Rafael Delgado
La corrupción es una práctica sistemática e institucionalizada en la política y los negocios en Honduras. Ha logrado constituirse en algo normal para muchos y amenaza con mantenerse viva hoy, así como en el futuro. Los que estudian este fenómeno entienden que ello ocurre apoyado sobre varias cosas. No solamente es la avaricia de los que la ejecutan; es sobre todo la fragilidad de las instituciones públicas, los incentivos perversos que cimentan costumbres nefastas que al final logran convertirse en normalidad. Bajo esas condiciones las leyes no importan; se interpretan y se aplican de manera sesgada. Además, se diseñan para garantizar que los evidentes atracos a los recursos públicos tengan un cierto barniz de legalidad. Por otra parte, la ejecución de los recursos públicos, así como importantes decisiones se hacen al ritmo de las motivaciones y aspiraciones de los funcionarios, de los políticos, de los poderosos intereses económicos. Las cuotas injustificadas de las rentas del Estado, que en esencia son parte de la corrupción institucionalizada, se reclaman descaradamente para ellos por un supuesto derecho derivado de los resultados electorales o en nombre de argumentos arreglados. Esa es la tragedia del sistema político y económico hondureño.
Recientemente se ha anunciado la presentación de un requerimiento fiscal por parte de la UFERCO contra los expresidentes Lobo Sosa y Hernández Alvarado, por supuestos delitos contra el Estado cometidos hace más de diez años. Se argumenta que existen evidencias de la desviación de fondos públicos para el financiamiento de campañas políticas y de la responsabilidad de ellos, además de otros altos funcionarios. Esto no es nuevo. En efecto se trata de un caso concreto que mantuvo entretenida a la opinión pública en diferentes momentos del pasado y que independientemente de lo que hicieron y no hicieron las instituciones del Poder Judicial, demostró precisamente la discrecionalidad con que se manejaron fondos públicos para beneficio de los que controlaban los partidos políticos y de los altísimos niveles de corrupción que impregnaron a ambas administraciones. Ahora, años después y dentro del ambiente de duda que prima en el país, está acción despierta mezcladas reacciones y sentimientos. Queda por verse si es solamente un movimiento aislado y conveniente para algunos o realmente una intención auténtica de enfrentar la corrupción independiente de sus orígenes partidarios y económicos.
En esto de la lucha contra la corrupción queda la frase: todo está por hacerse. El país debió por sí solo emprender, desde hace muchos años atrás, una transformación efectiva de sus instituciones judiciales que remontara la situación precaria a la que fuimos arrojados por la política tradicional. Pero no se hizo. Primero fue la profunda resistencia a cualquier cambio. Más tarde, ante la evolución de los acontecimientos que no se podían detener, las principales iniciativas de reforma terminaron controladas para seguir la misma senda de la venalidad y el sesgo.
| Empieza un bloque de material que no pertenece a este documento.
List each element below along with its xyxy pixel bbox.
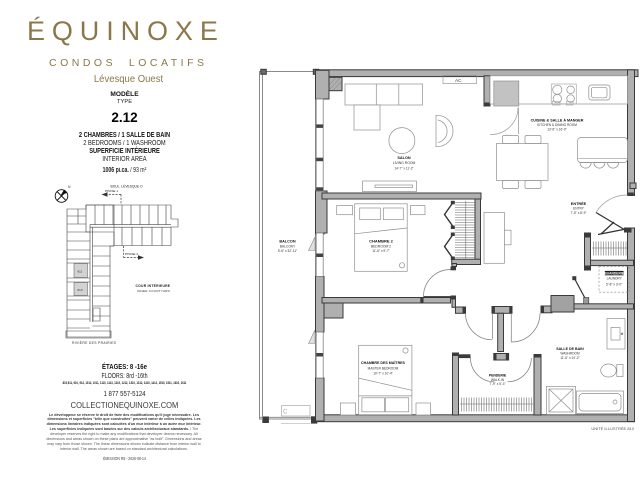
svg-text:MASTER BEDROOM: MASTER BEDROOM [368, 367, 399, 371]
svg-text:WASHROOM: WASHROOM [560, 352, 580, 356]
svg-text:ENTRÉE: ENTRÉE [571, 201, 587, 206]
svg-text:LIVING ROOM: LIVING ROOM [393, 161, 416, 165]
svg-text:CUISINE & SALLE À MANGER: CUISINE & SALLE À MANGER [531, 118, 584, 123]
svg-text:10'-7" x 10'-4": 10'-7" x 10'-4" [373, 371, 393, 375]
svg-text:CHAMBRE DES MAÎTRES: CHAMBRE DES MAÎTRES [361, 360, 406, 365]
svg-text:BALCONY: BALCONY [280, 245, 296, 249]
svg-text:PENDERIE: PENDERIE [489, 374, 507, 378]
svg-text:7'-5" x 8'-9": 7'-5" x 8'-9" [570, 211, 586, 215]
svg-text:ENTRY: ENTRY [573, 207, 585, 211]
svg-text:SALON: SALON [397, 156, 411, 160]
svg-text:BALCON: BALCON [279, 240, 295, 244]
svg-text:5'-8" x 3'-0": 5'-8" x 3'-0" [606, 282, 622, 286]
svg-text:5'-6" x 32'-11": 5'-6" x 32'-11" [278, 249, 297, 253]
svg-text:AC: AC [455, 78, 462, 83]
svg-text:BEDROOM 2: BEDROOM 2 [371, 245, 391, 249]
svg-text:UNITÉ ILLUSTRÉE 810: UNITÉ ILLUSTRÉE 810 [591, 426, 634, 431]
svg-text:SALLE DE BAIN: SALLE DE BAIN [556, 347, 584, 351]
svg-text:14'-7" x 11'-2": 14'-7" x 11'-2" [394, 166, 413, 170]
svg-text:LAUNDRY: LAUNDRY [607, 276, 623, 280]
svg-text:11'-6" x 10'-2": 11'-6" x 10'-2" [560, 356, 579, 360]
svg-text:11'-6" x 9'-7": 11'-6" x 9'-7" [372, 249, 390, 253]
svg-text:13'-6" x 16'-0": 13'-6" x 16'-0" [547, 128, 567, 132]
svg-text:7'-9" x 5'-3": 7'-9" x 5'-3" [489, 382, 505, 386]
svg-text:KITCHEN & DINING ROOM: KITCHEN & DINING ROOM [537, 123, 577, 127]
svg-text:C: C [283, 410, 288, 416]
svg-text:BUANDERIE: BUANDERIE [604, 271, 624, 275]
svg-text:CHAMBRE 2: CHAMBRE 2 [369, 239, 394, 244]
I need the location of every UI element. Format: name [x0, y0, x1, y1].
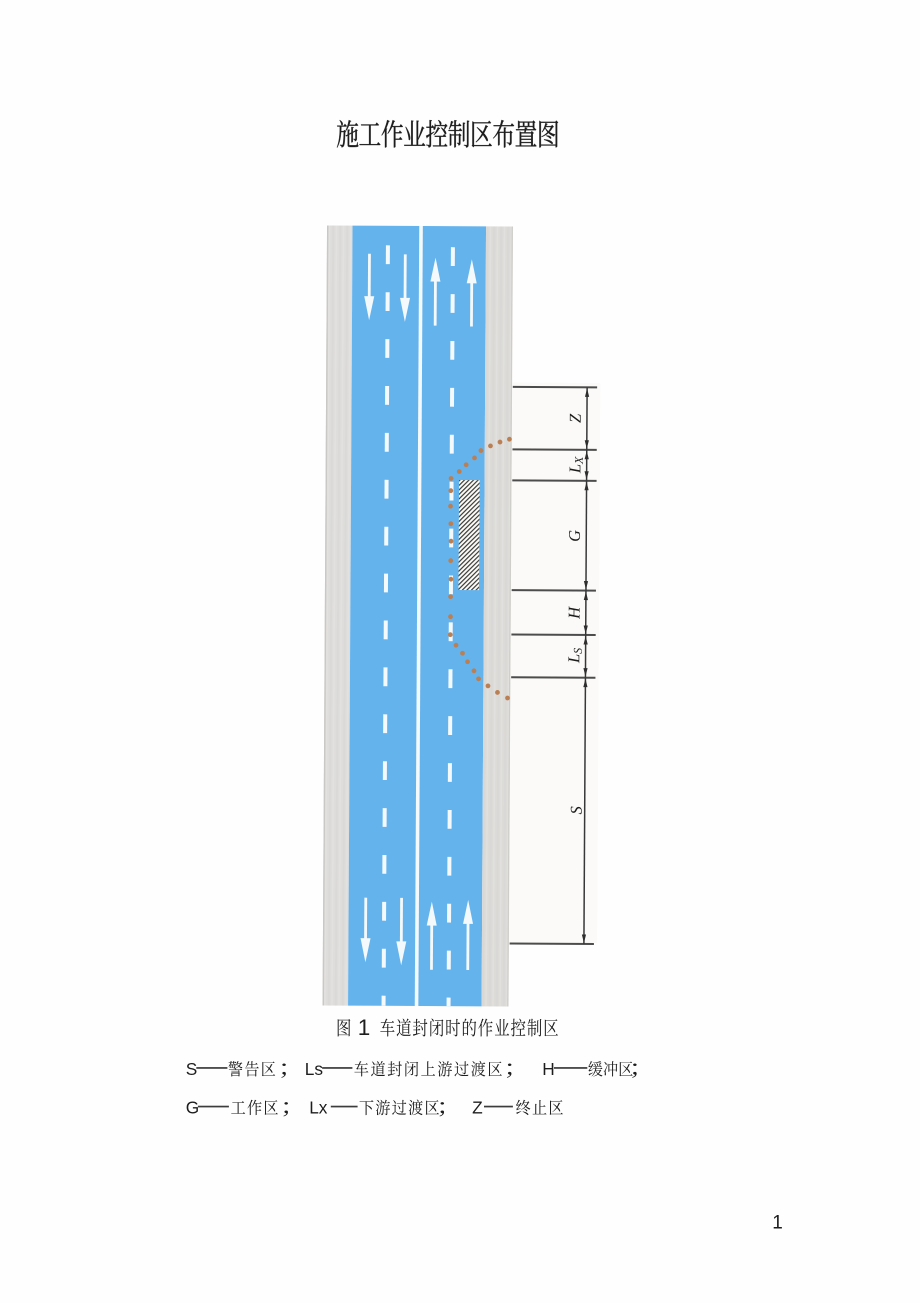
- svg-text:S: S: [186, 1059, 198, 1079]
- svg-text:G: G: [186, 1097, 199, 1117]
- svg-text:H: H: [564, 606, 583, 620]
- svg-text:1: 1: [772, 1212, 783, 1233]
- svg-text:1: 1: [358, 1015, 371, 1040]
- svg-text:H: H: [542, 1059, 554, 1079]
- svg-text:Z: Z: [472, 1097, 483, 1117]
- svg-text:Lx: Lx: [309, 1097, 328, 1117]
- svg-text:G: G: [565, 530, 584, 542]
- svg-text:S: S: [567, 806, 586, 814]
- svg-text:Ls: Ls: [305, 1059, 324, 1079]
- svg-text:Z: Z: [566, 413, 585, 423]
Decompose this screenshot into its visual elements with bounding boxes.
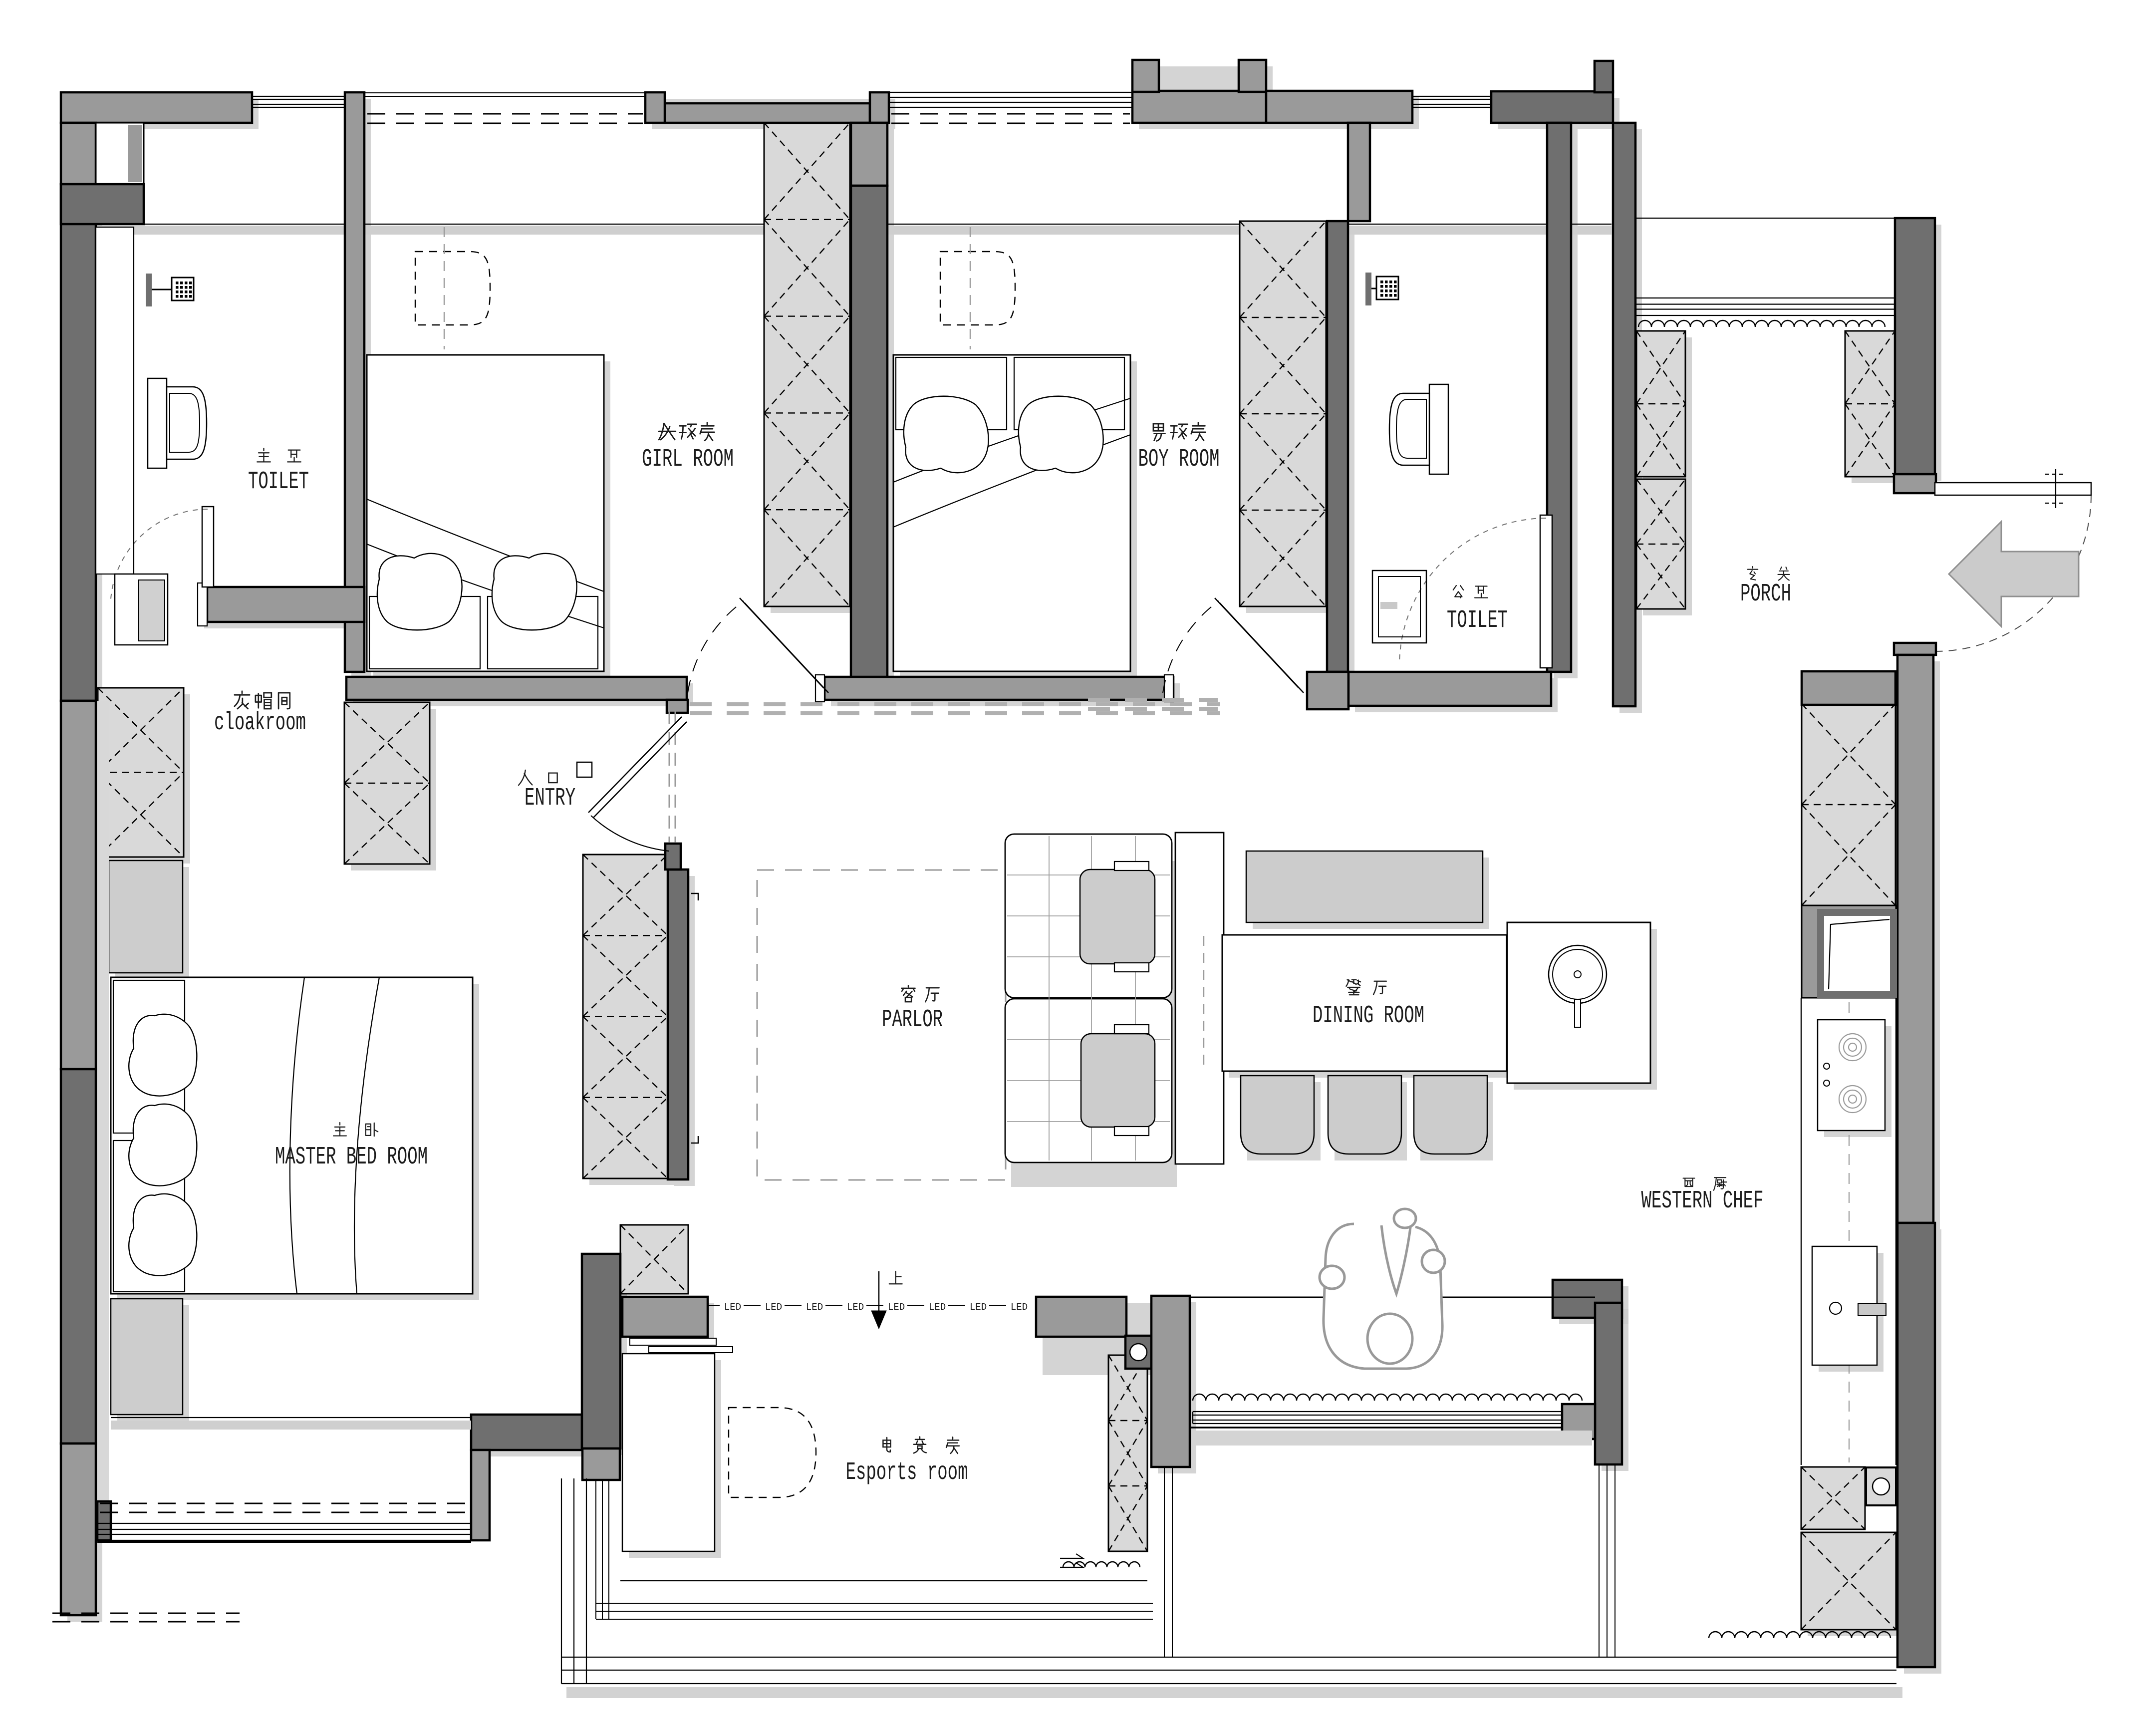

Los eventos de estos últimos meses respecto a la elección de la Corte Suprema de Justicia y el Fiscal General nos lo recuerda. Las famosas cuotas de poder, la colocación de los peones y las personas de confianza para el control de la institucionalidad, fueron las respuestas de los sectores políticos tradicionales ante el espíritu de cambio que exigía más que cambios superficiales. Por ello y ante la decepción que eso generó, los ciudadanos han exigido y siguen esperando el apoyo de un organismo internacional independiente contra la corrupción que, si bien es cierto, pone al descubierto la precariedad de nuestro estado de derecho y la incapacidad propia de gobernarnos como nación soberana, ésta bien diseñada y operando de manera efectiva, vendría a convertirse en una instancia que apoye en el fortalecimiento de esa capacidad institucional que hemos regalado al crimen y al delito. Pero el paso con que la instalación de la comisión internacional avanza es desesperante y la positividad en el ambiente ante su venida se desvanece. La necesitamos pronto, tal como lo demanda la ciudadanía, independiente y efectiva, para que las acciones contra la corrupción sean congruentes, sistemáticas, sin sesgo y que conlleve el fortalecimiento de las instituciones judiciales de Honduras.